Nous sommes ici dans le monde de Birkeland : il a, lui aussi, amplement observé cette configuration, et en a tiré des articles scientifiques. Malheureusement, Birkeland n’a pas donné la bonne interprétation de ses observations : il pensait voir l’origine des anneaux de Saturne. Les astronomes s’opposaient à cette interprétation, arguant que Saturne n’émet pas d’électricité, et que les anneaux avaient clairement été identifiés comme des roches et glaces. Mais Kristian Birkeland refusait cette vision des choses. Il déduisit que la majeure partie des mécanismes cosmiques était faite d’interactions électriques et magnétiques dans des gaz ionisés, qu’on appelle des « plasmas ». En cela, il ne se trompait guère, mais nous ne l’avons réalisé qu’à la fin du vingtième siècle. Il était tellement sûr de son interprétation qu’il baptisa sa dernière Terrella, la plus grande, « L’Univers ».
Mais revenons à la configuration en Terrella de Birkeland. La sphère – devenue une étoile – envoie les électrons sur toute sa surface. Mais le champ magnétique les rabat sur son équateur, perpendiculairement à l’axe magnétique de l’étoile. Un anneau de courant très intense apparaît autour de la sphère.

La pression à l’intérieur de l’enceinte peut évoluer (de la dizaine à la centaine de Pascal). L’influence de l’intensité électrique est faible : à partir de 300 V, et jusqu’à 3000 V, nous observons peu d’écarts.
C’est encore Guillaume Gronoff qui a observé et photographié le plus de cas différents, retrouvant patiemment toutes les observations de K. Birkeland, et d’autres que Birkeland n’avait pas vues. Lorsque la pression est de l’ordre de la centaine de Pascal, le rayonnement observé a une couleur pourpre et rose. Ces couleurs nous disent quel gaz a été excité (azote moléculaire et azote moléculaire ionisé), et dans quel état d’excitation. Mais si la pression baisse, le rayonnement devient de plus en plus pâle, jusqu’à devenir d’un blanc laiteux. Ces couleurs sont aussi visibles dans les aurores polaires les plus intenses.

Que voit-on ?
Les électrons sont tirés par la sphère, sur toute sa surface. Ils sont rabattus le long de l’équateur magnétique où ils sont contraints de tourner : le champ magnétique les attire. Mais il existe également un champ électrique entre la sphère et la buse. Ce champ existe simplement parce que la sphère est reliée au pôle moins du générateur et la buse au pôle plus. En tournant dans l’anneau de courant stellaire, les électrons cognent le gaz encore présent, de l’air très raréfié. Ces collisions excitent et ionisent le gaz, mélange d’azote et d’oxygène. En revenant à l’équilibre, l’air rend son énergie sous forme de lumière : c’est la création du rayonnement visible avec la Planeterrella.
Mais tôt ou tard, les électrons subissent une collision qui va les dévier vers la buse, attirés par le champ électrique. Ils bouclent ainsi le circuit.
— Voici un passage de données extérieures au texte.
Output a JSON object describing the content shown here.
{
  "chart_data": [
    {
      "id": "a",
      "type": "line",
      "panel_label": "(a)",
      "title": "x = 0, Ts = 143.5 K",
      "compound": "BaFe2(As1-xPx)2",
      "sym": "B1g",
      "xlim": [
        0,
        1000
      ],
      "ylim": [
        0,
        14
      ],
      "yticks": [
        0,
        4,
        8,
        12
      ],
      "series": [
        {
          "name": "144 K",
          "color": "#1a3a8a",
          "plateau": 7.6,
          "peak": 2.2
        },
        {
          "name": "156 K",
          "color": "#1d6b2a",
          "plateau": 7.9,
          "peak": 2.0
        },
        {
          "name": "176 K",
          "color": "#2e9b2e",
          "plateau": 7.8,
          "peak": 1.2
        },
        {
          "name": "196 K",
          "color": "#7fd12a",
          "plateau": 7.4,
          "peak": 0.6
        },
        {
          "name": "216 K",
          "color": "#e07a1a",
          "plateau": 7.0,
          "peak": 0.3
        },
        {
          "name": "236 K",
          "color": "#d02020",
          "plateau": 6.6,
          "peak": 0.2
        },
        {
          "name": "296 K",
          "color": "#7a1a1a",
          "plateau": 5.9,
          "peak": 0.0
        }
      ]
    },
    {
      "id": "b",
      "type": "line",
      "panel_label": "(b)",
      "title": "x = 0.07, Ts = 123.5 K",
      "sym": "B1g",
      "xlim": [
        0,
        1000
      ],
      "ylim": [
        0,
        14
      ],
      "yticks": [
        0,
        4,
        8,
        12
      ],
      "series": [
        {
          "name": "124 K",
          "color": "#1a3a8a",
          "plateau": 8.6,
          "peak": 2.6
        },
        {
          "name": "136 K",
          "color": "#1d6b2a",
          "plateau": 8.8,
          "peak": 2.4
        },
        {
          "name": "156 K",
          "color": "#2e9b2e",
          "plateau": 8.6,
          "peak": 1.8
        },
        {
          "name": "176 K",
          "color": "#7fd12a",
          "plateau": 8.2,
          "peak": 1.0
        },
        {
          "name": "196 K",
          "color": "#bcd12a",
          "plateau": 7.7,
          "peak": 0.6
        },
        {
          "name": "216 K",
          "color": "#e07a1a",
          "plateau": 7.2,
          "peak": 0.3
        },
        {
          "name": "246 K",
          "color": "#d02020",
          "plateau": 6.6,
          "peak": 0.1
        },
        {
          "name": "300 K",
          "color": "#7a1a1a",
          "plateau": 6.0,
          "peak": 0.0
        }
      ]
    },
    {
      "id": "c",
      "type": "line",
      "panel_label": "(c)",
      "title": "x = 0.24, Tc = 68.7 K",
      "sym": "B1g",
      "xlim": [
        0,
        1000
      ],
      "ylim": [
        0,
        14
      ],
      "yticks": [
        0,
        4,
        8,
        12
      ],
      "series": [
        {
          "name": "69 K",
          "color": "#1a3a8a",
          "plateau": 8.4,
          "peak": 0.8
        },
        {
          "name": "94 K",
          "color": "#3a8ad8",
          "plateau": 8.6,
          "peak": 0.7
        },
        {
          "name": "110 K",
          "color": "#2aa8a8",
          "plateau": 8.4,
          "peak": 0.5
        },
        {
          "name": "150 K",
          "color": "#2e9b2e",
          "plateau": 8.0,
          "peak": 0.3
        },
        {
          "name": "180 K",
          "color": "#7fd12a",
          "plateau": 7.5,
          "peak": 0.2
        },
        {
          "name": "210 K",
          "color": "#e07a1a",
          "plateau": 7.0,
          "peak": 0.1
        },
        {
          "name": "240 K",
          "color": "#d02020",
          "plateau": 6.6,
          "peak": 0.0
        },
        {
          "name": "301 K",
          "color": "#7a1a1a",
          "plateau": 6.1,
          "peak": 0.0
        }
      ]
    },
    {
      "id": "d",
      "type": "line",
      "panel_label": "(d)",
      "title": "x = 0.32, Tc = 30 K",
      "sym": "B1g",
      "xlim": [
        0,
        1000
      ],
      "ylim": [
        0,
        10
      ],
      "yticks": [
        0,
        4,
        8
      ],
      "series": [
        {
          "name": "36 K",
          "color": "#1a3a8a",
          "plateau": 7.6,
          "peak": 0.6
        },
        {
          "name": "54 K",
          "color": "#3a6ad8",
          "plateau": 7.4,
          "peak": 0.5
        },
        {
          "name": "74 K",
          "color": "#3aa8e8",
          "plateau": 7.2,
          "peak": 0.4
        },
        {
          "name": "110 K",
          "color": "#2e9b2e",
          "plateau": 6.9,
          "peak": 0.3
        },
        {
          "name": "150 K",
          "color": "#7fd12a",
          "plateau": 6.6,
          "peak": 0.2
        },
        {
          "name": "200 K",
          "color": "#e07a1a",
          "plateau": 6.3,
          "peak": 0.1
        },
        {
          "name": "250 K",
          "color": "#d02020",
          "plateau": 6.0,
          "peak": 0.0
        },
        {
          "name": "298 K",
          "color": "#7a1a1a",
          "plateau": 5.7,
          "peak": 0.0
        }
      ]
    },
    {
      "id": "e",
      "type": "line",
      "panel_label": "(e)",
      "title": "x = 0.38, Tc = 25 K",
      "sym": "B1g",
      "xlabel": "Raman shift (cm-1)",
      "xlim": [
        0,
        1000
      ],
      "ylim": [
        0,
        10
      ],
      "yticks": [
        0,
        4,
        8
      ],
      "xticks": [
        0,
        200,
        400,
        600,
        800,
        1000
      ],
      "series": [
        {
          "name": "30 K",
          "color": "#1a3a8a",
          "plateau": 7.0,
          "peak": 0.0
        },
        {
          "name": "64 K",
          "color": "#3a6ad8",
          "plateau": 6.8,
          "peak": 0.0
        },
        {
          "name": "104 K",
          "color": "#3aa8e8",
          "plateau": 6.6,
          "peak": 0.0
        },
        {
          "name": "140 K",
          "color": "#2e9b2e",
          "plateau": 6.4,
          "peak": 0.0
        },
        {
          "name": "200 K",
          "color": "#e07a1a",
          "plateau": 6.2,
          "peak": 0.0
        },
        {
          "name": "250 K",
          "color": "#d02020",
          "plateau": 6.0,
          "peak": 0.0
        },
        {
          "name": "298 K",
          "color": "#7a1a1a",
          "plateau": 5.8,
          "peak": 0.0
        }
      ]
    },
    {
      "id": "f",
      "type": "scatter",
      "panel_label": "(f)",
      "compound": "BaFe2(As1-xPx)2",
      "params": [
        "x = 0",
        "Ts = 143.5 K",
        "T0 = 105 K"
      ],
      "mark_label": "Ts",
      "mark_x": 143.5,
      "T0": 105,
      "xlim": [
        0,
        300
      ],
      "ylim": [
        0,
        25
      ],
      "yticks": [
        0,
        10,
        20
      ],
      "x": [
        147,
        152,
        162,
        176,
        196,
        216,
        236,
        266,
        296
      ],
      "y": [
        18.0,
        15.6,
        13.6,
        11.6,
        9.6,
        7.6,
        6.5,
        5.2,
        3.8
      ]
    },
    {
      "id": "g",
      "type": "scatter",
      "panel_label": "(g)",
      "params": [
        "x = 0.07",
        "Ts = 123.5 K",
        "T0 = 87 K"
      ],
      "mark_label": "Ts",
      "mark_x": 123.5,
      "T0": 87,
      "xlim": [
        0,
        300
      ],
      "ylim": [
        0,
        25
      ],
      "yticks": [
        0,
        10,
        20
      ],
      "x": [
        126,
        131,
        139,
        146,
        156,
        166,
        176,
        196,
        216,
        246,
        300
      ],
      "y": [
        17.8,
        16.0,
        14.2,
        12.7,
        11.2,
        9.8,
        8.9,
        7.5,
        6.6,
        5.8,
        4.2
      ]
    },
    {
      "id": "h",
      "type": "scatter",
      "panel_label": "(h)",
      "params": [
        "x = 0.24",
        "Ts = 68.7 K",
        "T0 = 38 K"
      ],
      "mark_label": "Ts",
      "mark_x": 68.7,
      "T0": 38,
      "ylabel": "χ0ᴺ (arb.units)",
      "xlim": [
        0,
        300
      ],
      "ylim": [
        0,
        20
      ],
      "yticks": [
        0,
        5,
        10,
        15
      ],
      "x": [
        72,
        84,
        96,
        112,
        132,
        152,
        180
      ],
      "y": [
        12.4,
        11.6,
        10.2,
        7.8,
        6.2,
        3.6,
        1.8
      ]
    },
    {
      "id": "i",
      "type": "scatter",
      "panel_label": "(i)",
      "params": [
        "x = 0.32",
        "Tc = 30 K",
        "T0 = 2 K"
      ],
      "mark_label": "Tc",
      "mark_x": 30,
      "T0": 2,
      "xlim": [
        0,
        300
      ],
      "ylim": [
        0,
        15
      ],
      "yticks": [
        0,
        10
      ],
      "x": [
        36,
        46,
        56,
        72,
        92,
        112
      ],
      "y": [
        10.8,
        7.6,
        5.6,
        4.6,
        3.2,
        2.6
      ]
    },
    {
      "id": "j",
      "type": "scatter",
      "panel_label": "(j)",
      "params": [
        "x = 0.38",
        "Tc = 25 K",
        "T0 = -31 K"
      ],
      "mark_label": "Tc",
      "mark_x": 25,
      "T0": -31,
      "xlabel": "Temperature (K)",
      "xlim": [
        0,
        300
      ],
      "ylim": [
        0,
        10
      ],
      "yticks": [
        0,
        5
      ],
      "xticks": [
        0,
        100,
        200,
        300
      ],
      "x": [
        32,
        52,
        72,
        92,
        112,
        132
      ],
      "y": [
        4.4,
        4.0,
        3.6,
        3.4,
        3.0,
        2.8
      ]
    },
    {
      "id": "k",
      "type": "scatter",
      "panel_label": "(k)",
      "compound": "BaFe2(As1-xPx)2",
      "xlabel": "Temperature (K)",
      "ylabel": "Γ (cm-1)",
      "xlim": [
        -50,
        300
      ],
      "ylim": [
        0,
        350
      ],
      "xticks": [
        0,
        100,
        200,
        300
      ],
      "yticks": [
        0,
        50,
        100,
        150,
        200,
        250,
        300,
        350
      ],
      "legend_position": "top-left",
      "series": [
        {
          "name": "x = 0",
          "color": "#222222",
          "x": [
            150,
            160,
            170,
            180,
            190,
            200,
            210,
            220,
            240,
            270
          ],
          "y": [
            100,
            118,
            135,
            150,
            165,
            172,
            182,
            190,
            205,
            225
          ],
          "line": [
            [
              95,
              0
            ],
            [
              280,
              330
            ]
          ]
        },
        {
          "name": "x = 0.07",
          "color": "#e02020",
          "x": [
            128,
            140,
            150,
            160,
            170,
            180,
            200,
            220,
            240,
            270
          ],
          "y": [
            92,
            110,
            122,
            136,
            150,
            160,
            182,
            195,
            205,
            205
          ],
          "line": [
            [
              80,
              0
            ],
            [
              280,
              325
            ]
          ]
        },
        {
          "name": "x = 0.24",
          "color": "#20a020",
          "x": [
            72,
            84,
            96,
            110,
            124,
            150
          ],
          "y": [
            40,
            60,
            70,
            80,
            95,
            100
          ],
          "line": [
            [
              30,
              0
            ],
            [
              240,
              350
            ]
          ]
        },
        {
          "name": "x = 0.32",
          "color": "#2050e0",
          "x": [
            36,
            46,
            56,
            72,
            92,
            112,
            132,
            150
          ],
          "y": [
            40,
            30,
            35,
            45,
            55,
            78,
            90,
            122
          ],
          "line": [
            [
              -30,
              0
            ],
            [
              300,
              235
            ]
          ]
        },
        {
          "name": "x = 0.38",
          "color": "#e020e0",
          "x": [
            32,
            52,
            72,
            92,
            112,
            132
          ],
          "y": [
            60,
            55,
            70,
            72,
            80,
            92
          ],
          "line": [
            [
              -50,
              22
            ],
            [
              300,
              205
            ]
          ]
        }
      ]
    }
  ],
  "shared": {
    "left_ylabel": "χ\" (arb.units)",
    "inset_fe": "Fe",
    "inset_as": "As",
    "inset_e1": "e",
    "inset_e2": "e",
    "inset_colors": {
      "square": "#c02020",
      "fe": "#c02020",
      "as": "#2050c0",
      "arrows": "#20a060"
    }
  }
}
Un phénomène intéressant mérite d’être remarqué : le bord interne de l’anneau de courant ne se trouve pas tout contre la sphère, mais à un ou deux millimètres de la sphère. Entre la sphère et l’anneau, il existe une zone étroite sans émission lumineuse. Que se passe-t-il ?

L’air à l’intérieur de l’enceinte est un plasma : il est majoritairement composé de gaz neutre, celui que nous respirons, bien que très raréfié. Mais les électrons ionisent une partie de ce gaz au gré des collisions. Ainsi, le gaz contient également des ions et des électrons libres. Les ions sont attirée par la sphère, car la sphère est chargée négativement : comme dans un aimant, le plus et le moins s’attirent en électricité. Les ions créent une enveloppe autour de la sphère. Cette enveloppe s’appelle la « sphère de Debye » du nom de Peter Joseph William Debye (1884 – 1966), un physicien et chimiste néerlandais qui découvrit ce phénomène. Debye obtint le prix Nobel en 1936. Le calcul de l’épaisseur de la sphère (la « longueur de Debye ») donne 1,8 mm, conforme à l’observation.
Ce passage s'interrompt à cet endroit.